Harry Dean Stanton had seen some shit. That was arguably the defining quality of a varied career that cast the actor as heroes and villains, wanderers and guides. Even from his youngest years, the man’s unmistakable sunken-in eyes seemed like they had borne witness to entire millennia; to paraphrase Andrew Lloyd Webber describing Pilate describing Jesus Christ, he had that look you very rarely find — the haunting, hunted kind. Those eyes didn’t need to change to convey emotion, instead refracting a given situation back through their unflagging stoicism. In an upbeat moment, the stillness of his gaze would hint at isolation, an inability to feel along with the rest of us. In the Westerns of yore, the thousand-yard stare marked him as one of the strong, silent types who stood tall in a hostile frontier. And in the master actor’s finest hour, he telegraphed a lifetime of regret with a glance — and what very well may be the greatest monologue in the history of the film medium.
Travis Henderson, the weary mute portrayed by Stanton in the unassailable Paris, Texas, begins with the eyes. When he emerges from the desert as if materializing from nothingness, his vacant looks constitute his primary mode of communication. He’s been paralyzed by a force too powerful for him to name, and only in the film’s virtuosic climax does Travis dare to reckon with the pain that has silenced him. He’s finally tracked down his wayward ex-wife Jane to a small-town peep show, where she scrapes together grocery money from the goodwill of area perverts. With a one-way mirror concealing him from her and a landline as their only means of connection, Travis lays out their entire story over ten spellbinding minutes. Director Wim Wenders spends a goodly amount of the scene in close-up on Stanton’s scene partner Natassja Kinski, and you can hardly blame him. Hers is the changing, emotive face, and her realization that the stranger on the other end of the phone is her long-lost love gives the scene its highest peak of feeling. Stanton, however, is the one truly running the show.
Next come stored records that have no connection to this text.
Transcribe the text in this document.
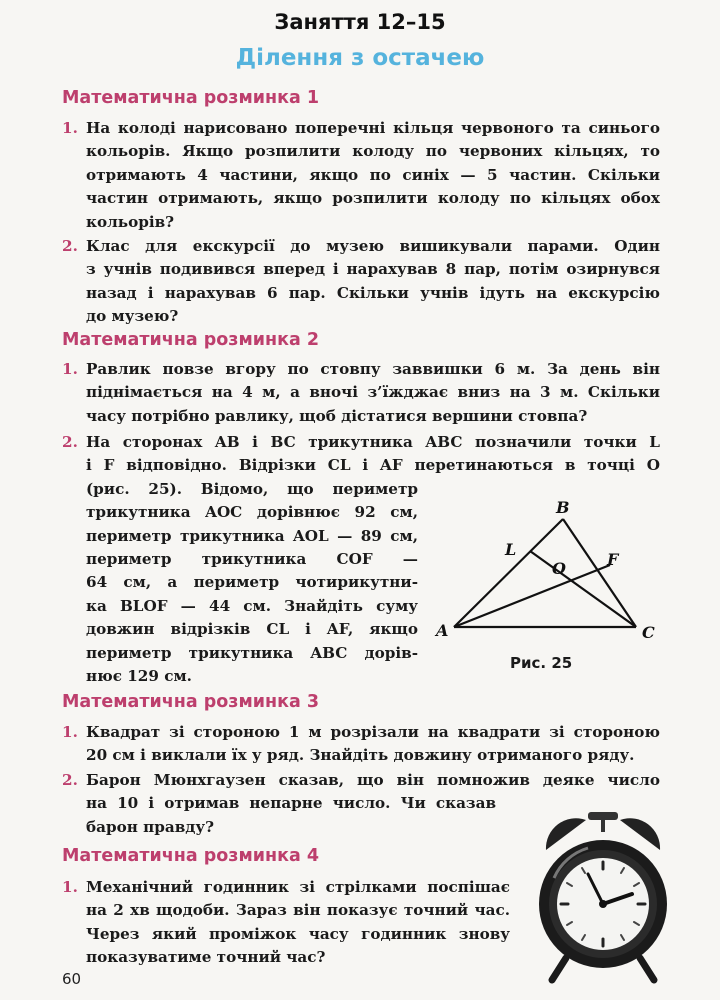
Заняття 12–15
Ділення з остачею
Математична розминка 1
1. На колоді нарисовано поперечні кільця червоного та синього
кольорів. Якщо розпилити колоду по червоних кільцях, то
отримають 4 частини, якщо по синіх — 5 частин. Скільки
частин отримають, якщо розпилити колоду по кільцях обох
кольорів?
2. Клас для екскурсії до музею вишикували парами. Один
з учнів подивився вперед і нарахував 8 пар, потім озирнувся
назад і нарахував 6 пар. Скільки учнів ідуть на екскурсію
до музею?
Математична розминка 2
1. Равлик повзе вгору по стовпу заввишки 6 м. За день він
піднімається на 4 м, а вночі з’їжджає вниз на 3 м. Скільки
часу потрібно равлику, щоб дістатися вершини стовпа?
2. На сторонах AB і BC трикутника ABC позначили точки L
і F відповідно. Відрізки CL і AF перетинаються в точці O
(рис. 25). Відомо, що периметр
трикутника AOC дорівнює 92 см,
периметр трикутника AOL — 89 см,
периметр трикутника COF —
64 см, а периметр чотирикутни-
ка BLOF — 44 см. Знайдіть суму
довжин відрізків CL і AF, якщо
периметр трикутника ABC дорів-
нює 129 см.
B
L
O	F
A	C
Рис. 25
Математична розминка 3
1. Квадрат зі стороною 1 м розрізали на квадрати зі стороною
20 см і виклали їх у ряд. Знайдіть довжину отриманого ряду.
2. Барон Мюнхгаузен сказав, що він помножив деяке число
на 10 і отримав непарне число. Чи сказав
барон правду?
Математична розминка 4
1. Механічний годинник зі стрілками поспішає
на 2 хв щодоби. Зараз він показує точний час.
Через який проміжок часу годинник знову
показуватиме точний час?
60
All the aspects that made the actor’s eclectic filmography so uniformly excellent have a presence in this winding, almost unbearably sincere scene. Travis’ turbulent history with Jane began with the two as young paramours thumbing their noses at society’s rules about love, proudly laughing about “stupid things.” Stanton didn’t log much work as a romantic lead, his perpetually shell-shocked expression naturally fighting the type. (Appropriately, Stanton begins his recitation a touch awkwardly, moving at a halting and uneven cadence, even pausing to clear his throat at one point.) But that dimension of withdrawing from the mainstream fit snugly in Stanton’s persona as an actor. He never had any interest in playing by anyone’s rules; this is the guy who told Ridley Scott that he didn’t like “sci-fi or monster movies” while auditioning for his role in Alien. Stanton never was especially Hollywood, picking roles out of pure interest and never out of career-maneuvering showbiz calculation. He charted his own path.
This is a man who professed to turning down what would have been any actor’s dream role because “I like to do nothing.” It was all too easy to project that unwillingness to submit onto Travis, who extends that principle to a dangerous extreme. Travis recalls quitting various jobs to free up more time to spend with his beloved, caught between his desire to live an individualistic life and the demands of adulthood. (Flashes of his unemployed, working-class dad from Pretty in Pink; work has always been anathema to the Stanton ideal.) The inner torment that flowers as Travis realizes he’ll have to do a lot of stuff he doesn’t want to in order to function on even the most basic level ultimately undoes him. Self-hatred, abuse, an unplanned pregnancy, an unspeakable tragedy, and estrangement follow.
In Travis’ sad origin story, he’s essentially laying out the blueprint for the typical Stanton persona. We’ll most likely never discover the extent to which the actor himself related to that sense of hardened world-weariness — his determined unknowability was no small part of his appeal as a screen presence — but that was a crucial element of his cultivated essence all the same. As the mentor in punk cornerstone Repo Man, Stanton tacitly hints at decades of buried hurt, cracking the day’s first beer at 9 a.m. and casually tossing off contempt for “ordinary fuckin’ people,” the gravest insult there is in Stanton’s world. On Twin Peaks, traumatic scars invisibly criss-crossed Carl Rodd’s craggy face. “I’ve already gone places,” he says, half warning and half confession.
The place Carl’s referring to there, perhaps the Other Place that Michael J. Anderson’s backwards-talking dwarf hails from, is an existential no-man’s-land that bears a strong resemblance to the negative zone Travis describes in the final lines of his immortal monologue. It’s a place from which “every sign of man had disappeared.” Stanton erected his wheelhouse in this purgatory of alienation, where the native tongue is the stare that bores a hole in your soul. He inhabited it alone, that loneliness not incidental to the melancholic power suffusing so many of his performances. I’d like to believe he’s somewhere a bit kinder now, doing all the nothing he ever wanted.